After the smoke, or oxides of nitrogen, cleared last week, after the TV networks moved on and after Volkswagen Group finished cleaning house, one question lingered in the polluted air: How?
How had a peerless automotive organization known for setting outrageous goals -- then exceeding them -- slipped so low?
How could CEO Martin Winterkorn, known as a quality fanatic, have been unaware of such an egregious lapse in quality control?
How was Volkswagen -- the great collector of brands, the great acquirer of talent, the great symbol of German engineering proficiency -- suddenly the perpetrator of what former Renault boss Louis Schweitzer called the greatest fraud in the industry's history?
The answers might be as complex as the software used to corrupt those 11 million VW vehicles.
Maybe Volkswagen's plunge into the moral abyss was the work of a rogue engineer, or team of engineers, who went out of bounds and gamed the system.
Or perhaps it was a pressure to perform when global platforms are bigger, deadlines tighter, stakes higher. In the race to satisfy emissions regulations, cut weight and meet huge targets, cutting a corner is tempting when the culture doesn't permit failure. The "fraudware" (as one colleague coined it last week) becomes the ultimate work-around: An engineering team realizes the program won't make the cut, but with the product gate closing, the team opts for a temporary "just-fix-it" solution hoping no one will ever notice.
Or maybe it's simpler. Maybe, in the quest for No. 1, the pursuit claims another.
VW's push to be the world's top automaker -- a position rife with peril, as General Motors and Toyota can attest -- was so strong, so intense that Winterkorn, a former soccer goalie, was relentless (and VW became reckless).
His goal of overtaking Toyota Motor Corp. as the world's No. 1 carmaker resulted in unachievable goals, even for VW: tripling U.S. market share using an American-built car (the Passat) so anonymous it couldn't possibly have been a VW and a marketing plan to separate itself from Toyota -- clean diesels. Gulp.
And who would argue?
In the cult-of-personality environment stretching from former Chairman Ferdinand Piech to Winterkorn, admitting failure in any program, at any level, became taboo.
That created a culture that pressured workers to bend the rules to meet goals, run faster and work harder.
Is that how? Likely.
Or maybe the answer is Wolfsburg itself.
As a reporter in Germany 10 years ago, I saw firsthand how the small headquarters town near the former East Germany breeds insularity. It was obvious from the first trip through the city gates.
The Volkswagen soccer arena sat near the VW factory where currywurst sausage was proudly cooked by employees in VW attire.
There were VW cabs, VW museums and a VW experience center where VW customers could pick up their VW cars after a night at the VW-owned Ritz-Carlton.

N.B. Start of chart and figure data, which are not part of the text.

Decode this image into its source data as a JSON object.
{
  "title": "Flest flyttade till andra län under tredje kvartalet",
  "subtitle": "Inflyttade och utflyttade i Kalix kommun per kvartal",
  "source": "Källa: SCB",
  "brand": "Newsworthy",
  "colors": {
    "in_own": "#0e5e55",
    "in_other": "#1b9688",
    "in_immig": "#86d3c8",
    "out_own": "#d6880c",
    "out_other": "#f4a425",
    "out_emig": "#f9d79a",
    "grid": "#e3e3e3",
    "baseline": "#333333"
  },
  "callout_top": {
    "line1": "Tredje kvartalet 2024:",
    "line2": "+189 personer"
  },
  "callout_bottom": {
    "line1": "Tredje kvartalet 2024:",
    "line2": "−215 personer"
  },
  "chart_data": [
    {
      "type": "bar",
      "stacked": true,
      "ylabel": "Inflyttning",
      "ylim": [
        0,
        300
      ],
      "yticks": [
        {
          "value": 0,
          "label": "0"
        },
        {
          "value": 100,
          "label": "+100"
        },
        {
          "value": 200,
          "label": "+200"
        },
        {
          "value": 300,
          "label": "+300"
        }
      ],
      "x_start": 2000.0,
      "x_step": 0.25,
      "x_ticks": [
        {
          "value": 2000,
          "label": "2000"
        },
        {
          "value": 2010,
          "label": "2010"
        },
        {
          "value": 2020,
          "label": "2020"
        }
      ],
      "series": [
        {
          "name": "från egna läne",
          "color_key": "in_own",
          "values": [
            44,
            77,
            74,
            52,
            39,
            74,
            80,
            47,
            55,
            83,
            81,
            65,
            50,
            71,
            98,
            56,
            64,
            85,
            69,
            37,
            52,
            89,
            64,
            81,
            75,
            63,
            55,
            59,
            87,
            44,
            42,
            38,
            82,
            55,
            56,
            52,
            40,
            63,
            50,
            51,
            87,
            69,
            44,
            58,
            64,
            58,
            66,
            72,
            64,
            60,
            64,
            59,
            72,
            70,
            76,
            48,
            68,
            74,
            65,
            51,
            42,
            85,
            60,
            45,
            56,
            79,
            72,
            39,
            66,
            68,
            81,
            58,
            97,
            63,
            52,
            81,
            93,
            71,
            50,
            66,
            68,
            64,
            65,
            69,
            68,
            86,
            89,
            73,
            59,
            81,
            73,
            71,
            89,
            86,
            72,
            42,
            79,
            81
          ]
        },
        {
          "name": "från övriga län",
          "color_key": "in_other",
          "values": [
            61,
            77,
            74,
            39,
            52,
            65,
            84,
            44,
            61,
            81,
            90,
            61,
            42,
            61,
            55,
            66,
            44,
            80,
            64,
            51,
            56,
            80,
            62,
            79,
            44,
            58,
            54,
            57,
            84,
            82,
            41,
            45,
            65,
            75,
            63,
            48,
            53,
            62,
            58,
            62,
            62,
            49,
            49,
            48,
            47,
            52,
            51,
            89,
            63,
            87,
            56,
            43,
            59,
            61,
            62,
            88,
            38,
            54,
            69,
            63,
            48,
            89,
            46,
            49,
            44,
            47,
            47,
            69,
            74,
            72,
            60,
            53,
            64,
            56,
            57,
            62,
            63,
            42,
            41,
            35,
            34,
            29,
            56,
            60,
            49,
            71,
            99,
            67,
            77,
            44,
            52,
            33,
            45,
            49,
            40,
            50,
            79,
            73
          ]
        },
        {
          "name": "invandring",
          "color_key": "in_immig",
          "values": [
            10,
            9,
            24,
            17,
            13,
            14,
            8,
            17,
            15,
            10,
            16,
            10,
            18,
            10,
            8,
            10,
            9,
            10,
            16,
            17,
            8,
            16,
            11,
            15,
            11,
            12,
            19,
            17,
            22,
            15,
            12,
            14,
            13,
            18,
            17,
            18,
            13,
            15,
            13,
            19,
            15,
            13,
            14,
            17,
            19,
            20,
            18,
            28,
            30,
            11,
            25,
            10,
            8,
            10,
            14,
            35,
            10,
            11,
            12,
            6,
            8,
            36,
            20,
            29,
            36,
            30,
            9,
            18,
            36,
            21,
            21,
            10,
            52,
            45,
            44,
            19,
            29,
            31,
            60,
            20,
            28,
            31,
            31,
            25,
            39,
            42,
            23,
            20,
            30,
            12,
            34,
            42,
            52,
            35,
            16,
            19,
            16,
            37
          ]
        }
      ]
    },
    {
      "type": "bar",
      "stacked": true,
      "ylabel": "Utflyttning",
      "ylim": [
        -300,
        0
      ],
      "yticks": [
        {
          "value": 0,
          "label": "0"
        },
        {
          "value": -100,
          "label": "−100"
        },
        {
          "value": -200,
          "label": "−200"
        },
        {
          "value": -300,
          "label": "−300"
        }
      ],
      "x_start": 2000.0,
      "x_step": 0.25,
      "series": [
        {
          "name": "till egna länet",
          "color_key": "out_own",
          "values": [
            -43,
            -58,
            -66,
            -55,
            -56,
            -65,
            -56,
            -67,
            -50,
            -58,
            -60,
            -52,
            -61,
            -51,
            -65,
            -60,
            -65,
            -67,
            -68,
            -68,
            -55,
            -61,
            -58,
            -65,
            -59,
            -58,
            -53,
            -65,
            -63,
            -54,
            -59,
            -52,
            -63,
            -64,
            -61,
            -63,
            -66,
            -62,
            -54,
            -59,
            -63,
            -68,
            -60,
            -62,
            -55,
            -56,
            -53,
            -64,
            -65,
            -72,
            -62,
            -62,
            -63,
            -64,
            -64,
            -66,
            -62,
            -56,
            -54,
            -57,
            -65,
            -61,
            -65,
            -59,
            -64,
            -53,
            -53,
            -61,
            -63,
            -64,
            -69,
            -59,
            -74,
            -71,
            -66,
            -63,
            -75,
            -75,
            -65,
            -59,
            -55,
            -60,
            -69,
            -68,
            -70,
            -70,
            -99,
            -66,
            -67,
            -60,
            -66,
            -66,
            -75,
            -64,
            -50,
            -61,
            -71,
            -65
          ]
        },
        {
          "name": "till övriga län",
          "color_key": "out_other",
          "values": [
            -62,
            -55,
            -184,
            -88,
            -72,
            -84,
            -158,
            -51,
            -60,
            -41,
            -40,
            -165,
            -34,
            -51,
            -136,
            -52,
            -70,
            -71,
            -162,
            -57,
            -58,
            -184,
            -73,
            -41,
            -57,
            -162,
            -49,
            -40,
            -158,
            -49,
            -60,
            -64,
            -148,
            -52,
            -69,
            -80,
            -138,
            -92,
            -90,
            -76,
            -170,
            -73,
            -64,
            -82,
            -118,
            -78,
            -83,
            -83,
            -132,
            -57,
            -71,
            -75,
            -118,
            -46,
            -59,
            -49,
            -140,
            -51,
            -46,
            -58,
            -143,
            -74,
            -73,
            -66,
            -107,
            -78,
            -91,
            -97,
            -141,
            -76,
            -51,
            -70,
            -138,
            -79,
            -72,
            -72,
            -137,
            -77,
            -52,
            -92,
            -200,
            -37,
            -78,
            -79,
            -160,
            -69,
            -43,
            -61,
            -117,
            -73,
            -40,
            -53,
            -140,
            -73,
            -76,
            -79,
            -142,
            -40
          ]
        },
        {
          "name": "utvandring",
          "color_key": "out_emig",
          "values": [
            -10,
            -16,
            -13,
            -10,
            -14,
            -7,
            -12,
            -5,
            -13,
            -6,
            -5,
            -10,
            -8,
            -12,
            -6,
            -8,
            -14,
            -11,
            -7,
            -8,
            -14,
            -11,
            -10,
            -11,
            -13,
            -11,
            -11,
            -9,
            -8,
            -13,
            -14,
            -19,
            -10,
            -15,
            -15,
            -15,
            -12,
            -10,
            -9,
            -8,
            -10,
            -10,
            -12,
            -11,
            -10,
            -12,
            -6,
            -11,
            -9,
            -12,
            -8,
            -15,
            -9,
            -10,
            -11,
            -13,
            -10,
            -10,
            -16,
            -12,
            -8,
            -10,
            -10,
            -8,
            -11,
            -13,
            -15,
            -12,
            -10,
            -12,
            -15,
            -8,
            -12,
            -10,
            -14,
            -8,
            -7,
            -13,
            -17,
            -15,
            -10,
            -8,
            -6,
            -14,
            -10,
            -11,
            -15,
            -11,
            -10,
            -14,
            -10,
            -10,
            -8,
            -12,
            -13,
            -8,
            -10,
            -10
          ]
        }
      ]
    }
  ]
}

You couldn't help but drink the VW water, because it was VW water.
Executives who joined VW from another company abhorred the idea of living in Wolfsburg; they opted instead for Berlin, an hour to the east.
More to the point, you couldn't tell anyone in Wolfsburg that there was another way to make a car; they simply knew better.
But we do know that model cracked last week. And some of the same elements that created that VW air of engineering superiority somehow ended up ripping it apart.